Becoming a “Trot”

Submitted by Matthew on 12 October, 2016 - 12:35 Author: Simon Nelson

When I was little my Dad would tell me stories with monsters he called “Lamonts” and do an impression of Douglas Hurd’s voice. I didn’t know who Norman Lamont or Douglas Hurd were, but I knew my Dad thought they were stupid or bad. That was my first introduction to politics.

We discussed politics as a family and I was always keen to find out more. I remember the 2001 election and seeing Socialist Alliance leaflets being handed out somewhere, but I was most interested in environmental initiatives — recycling, protecting endangered species and saving the rainforest. My dad told me that socialists didn’t always care about that stuff.

I wanted to go to the demonstration against the Iraq War (2003) but couldn’t make it. I was very angry and upset on the day when the UK invaded Iraq. By the time I started studying A Level politics I saw myself firmly as left wing, but I was a left liberal not dissimilar to my parents.

I remember studying the Russian Revolution briefly in GCSE history. Looking back, we were given a very confused history of the period; Stalinism was depicted as both inevitable and also necessary to maintain the “dictatorship of the proletariat”, and that was presented as meaning “a despotic regime that called itself communist”.

Around this time John McDonnell had indicated he would stand for the Labour leadership when Tony Blair stood down. I knew who he was as he knows my grandad. I thought this would be good because I knew he was a left winger but I also didn’t take much more attention.
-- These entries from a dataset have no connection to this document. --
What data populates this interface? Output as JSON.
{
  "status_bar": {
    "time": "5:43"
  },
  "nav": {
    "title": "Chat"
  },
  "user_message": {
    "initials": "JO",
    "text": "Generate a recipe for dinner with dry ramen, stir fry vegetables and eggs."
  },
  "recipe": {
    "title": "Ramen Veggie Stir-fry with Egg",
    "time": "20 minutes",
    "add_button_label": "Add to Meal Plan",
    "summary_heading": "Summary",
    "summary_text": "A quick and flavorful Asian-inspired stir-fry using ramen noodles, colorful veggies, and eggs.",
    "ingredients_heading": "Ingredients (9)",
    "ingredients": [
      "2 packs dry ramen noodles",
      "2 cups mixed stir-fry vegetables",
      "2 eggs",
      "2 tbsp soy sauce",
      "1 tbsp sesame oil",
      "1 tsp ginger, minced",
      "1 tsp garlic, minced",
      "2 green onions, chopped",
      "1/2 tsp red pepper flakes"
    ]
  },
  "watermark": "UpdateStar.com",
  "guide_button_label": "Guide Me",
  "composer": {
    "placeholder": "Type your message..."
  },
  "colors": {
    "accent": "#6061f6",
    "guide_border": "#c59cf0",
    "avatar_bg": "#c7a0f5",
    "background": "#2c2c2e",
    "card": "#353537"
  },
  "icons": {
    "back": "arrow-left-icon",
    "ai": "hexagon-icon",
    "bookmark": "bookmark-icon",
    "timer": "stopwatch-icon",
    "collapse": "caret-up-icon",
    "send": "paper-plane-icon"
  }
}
I chose to study politics at university and liked the course I had chosen at Hull because it included working for an MP for a year. I probably thought I would end up working for a Labour MP though I also thought most of the Parliamentary Labour Party were pretty bad. A chance encounter on a bus with a member of Hull Labour Club, persuaded me to come along to a meeting. He was very anti-Blair, called himself a Marxist (in reality a Stalinist), but he convinced me that the Labour Party was still a place to have debate about and try to organise to change the world. I still felt the Labour Party in 2006-7 was a place for Blairite students and apolitical people to find careers.

We campaigned in local elections and had MPs turn up to talk to us, and I remember arguing with them about politics and for me the key issue was getting John McDonnell on the ballot for the election of the next Labour leader By this time a few of us in the Labour Club had become isolated and identified as “Trots”, though none of us were! I definitely felt I wanted something more than just weekly meetings where we sorted out door knocking or going to national Labour Students events.

In May 2007, I went to my first Labour Representation Committee LGBT event. It was held in a small room in Conway Hall with less than 10 of us and including John McDonnell. I was the youngest person there and several of the other attendees were aging members of the Communist Party. But I met a couple of comrades from Workers’ Liberty, one of whom said in the meeting “I’m a Trot”. I thought, well I am too! I meant I was a socialist and anti-Stalinist and not really thought out beyond that.

I went to the AWL’s Ideas for Freedom event in 2007 and got involved in debates, discussions and workshops — “boycotting Israel”, queer politics, and a lively debate with the journalist Nick Cohen... I could see that the AWL were serious so I kept in touch, started meeting them and having proper discussions. Bit-by-bit I came to understand what Trotskyism actually meant and I was still very happy to call myself a “Trot.”